The Board of the University of Groningen has approved a plan regarding the future of KVI put forward by the interim director of this institute. A reorganization will now be set in motion, whereby all jobs will probably be retained.
As part of the plan, some of the academic staff and the majority of the technicians (and their workshops) will be transferred to a new unit: the Centre for Advanced Radiation Technology (CART). This centre will continue to operate from within the current KVI premises, initially as an independent service directly accountable to the Board of the University.
The main focus of CART will be on scientific research with a strong instrumentation component. CART will therefore be staffed by research groups with a strong affiliation to the workshops, technology development, the particle accelerator, imaging (medical and non-medical) and the work for the GSI Helmholtzzentrum für Schwerionenforschung in Darmstadt.
The proposed activities at CART can be divided into the main areas: Accelerator physics and detector development, Medical accelerator physics, Medical imaging and other activities (radiation hardness testing in electronics, building sensors, applying vacuum and cooling techniques, etc.)
One of the basic premises behind this reorganization is that the particle accelerator AGOR will remain in production for approximately two-and-a-half years after 2013. Keeping AGOR in commission will ensure a smooth transition to the activities involving proton therapy and medical imaging at the UMCG.
The academic staff not being transferred to CART will be given good opportunities to join the Faculty of Mathematics and Natural Sciences (FWN).

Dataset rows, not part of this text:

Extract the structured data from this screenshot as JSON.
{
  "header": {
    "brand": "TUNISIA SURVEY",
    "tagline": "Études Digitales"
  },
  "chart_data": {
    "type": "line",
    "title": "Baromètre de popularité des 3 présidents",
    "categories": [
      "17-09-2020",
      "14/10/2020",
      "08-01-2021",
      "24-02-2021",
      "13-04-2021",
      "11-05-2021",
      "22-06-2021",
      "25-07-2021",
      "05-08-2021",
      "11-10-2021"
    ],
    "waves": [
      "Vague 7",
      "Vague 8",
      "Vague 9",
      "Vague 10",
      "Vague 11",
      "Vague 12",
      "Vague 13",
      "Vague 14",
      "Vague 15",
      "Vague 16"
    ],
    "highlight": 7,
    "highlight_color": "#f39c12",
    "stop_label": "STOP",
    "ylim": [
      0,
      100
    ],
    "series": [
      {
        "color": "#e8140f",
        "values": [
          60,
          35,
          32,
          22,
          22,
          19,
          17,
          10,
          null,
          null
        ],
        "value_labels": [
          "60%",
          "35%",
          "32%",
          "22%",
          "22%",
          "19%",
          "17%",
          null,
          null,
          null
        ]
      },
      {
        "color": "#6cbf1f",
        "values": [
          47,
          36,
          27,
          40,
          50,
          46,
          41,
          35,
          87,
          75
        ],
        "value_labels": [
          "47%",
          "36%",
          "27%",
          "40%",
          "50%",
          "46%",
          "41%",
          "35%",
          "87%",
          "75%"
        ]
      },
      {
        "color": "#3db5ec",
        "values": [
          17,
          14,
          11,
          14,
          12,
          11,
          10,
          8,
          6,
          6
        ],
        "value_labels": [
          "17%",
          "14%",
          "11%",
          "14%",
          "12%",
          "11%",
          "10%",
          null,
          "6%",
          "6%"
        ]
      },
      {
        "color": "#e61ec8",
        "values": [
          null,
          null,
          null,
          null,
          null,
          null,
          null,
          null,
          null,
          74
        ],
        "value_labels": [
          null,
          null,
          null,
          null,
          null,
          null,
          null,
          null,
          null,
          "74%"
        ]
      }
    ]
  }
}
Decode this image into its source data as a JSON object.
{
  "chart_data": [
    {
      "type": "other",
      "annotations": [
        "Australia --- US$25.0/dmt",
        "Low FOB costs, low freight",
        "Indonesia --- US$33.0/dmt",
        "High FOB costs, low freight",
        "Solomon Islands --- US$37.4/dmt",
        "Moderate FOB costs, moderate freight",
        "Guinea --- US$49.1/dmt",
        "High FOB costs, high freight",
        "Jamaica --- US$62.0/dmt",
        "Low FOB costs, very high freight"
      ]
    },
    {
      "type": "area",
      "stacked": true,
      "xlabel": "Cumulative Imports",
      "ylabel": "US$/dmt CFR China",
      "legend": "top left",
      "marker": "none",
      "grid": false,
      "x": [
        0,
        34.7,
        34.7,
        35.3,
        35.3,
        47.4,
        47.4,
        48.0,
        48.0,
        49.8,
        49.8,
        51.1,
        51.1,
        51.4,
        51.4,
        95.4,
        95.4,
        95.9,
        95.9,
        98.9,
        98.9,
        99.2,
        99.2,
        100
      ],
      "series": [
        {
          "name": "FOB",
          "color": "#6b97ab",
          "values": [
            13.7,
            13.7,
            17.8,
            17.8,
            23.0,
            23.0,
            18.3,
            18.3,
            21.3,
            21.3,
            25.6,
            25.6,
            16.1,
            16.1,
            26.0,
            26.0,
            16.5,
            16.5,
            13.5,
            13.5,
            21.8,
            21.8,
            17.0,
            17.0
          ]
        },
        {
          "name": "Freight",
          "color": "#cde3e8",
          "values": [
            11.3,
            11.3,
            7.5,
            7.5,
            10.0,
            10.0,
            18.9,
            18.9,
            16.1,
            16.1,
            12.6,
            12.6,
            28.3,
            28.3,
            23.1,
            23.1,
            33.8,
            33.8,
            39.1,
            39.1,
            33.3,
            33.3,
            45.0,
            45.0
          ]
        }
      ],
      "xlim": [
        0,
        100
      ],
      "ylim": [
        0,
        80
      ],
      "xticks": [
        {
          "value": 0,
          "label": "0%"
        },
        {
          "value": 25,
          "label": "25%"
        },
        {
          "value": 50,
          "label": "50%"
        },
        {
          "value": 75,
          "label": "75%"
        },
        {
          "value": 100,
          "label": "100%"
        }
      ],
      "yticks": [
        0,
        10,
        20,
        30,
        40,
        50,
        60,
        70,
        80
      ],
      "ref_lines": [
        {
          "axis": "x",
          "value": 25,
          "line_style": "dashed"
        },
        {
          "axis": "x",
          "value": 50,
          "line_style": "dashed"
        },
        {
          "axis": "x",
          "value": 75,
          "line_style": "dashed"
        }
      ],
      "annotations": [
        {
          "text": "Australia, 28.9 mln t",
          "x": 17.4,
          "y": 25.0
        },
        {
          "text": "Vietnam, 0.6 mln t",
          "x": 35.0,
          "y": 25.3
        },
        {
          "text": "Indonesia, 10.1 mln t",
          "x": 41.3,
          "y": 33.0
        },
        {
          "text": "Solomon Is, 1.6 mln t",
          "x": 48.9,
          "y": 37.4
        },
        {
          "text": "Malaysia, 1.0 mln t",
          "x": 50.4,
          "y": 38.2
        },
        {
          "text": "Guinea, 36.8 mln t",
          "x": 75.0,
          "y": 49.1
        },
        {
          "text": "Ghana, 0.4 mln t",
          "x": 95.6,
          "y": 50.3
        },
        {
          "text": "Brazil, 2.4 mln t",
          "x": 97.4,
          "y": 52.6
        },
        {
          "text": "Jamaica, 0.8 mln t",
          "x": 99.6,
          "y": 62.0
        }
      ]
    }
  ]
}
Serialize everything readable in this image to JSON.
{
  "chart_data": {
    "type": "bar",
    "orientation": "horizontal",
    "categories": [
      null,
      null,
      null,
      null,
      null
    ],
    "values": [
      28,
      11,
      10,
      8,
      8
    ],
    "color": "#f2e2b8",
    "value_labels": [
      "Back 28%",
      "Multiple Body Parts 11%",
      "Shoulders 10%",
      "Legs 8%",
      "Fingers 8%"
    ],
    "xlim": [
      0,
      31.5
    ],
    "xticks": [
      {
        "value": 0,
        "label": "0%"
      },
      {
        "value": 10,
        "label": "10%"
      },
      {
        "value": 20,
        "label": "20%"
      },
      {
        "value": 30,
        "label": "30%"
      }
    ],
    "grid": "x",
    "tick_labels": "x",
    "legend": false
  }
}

The Faculty is looking into creating a new institute in the area of Astrophysics and Subatomic Physics, which will bring together staff from the current Kapteyn Astronomical Institute, the current Centre for Theoretical Physics and the KVI. Some time ago, researchers from these three institutes plotted a new joint direction for the Master’s programme in Physics and Astronomy; Quantum Universe. This new field combines the latest knowledge of elementary particles and interactions with the latest findings on the structure and history of the universe, the formation of stellar systems, etc. It is expected to be one of the cornerstones of the new institute at FWN.
In addition, there will be opportunities for setting up an educational line together with the UMCG and FWN with subjects such as Medical Radiation Physics and Medical Imaging.
The future of KVI became uncertain as the particle accelerator AGOR approached the end of its lifespan, causing an end to the funding from the Foundation for Fundamental Research on Matter (FOM). As a new accelerator facility turned out to be unfeasible, last year, the Board of the University commissioned an external investigation into the future of KVI. The person carrying out the investigation (R.J. van Duinen) advised the Board to look into the opportunities and possibilities of setting up a new centre for developing advanced scientific instrumentation. An internal University of Groningen committee was then asked to draw up a business plan. Encouraged by the business plan, the Board of the University went on to give the recently appointed interim director Prof. C.G.M. Sterks a broader assignment with a slightly different set of conditions. Together with his management team, Prof. C.G.M. Sterks devised the abovementioned plan for the future of KVI and submitted it to the Board of the University.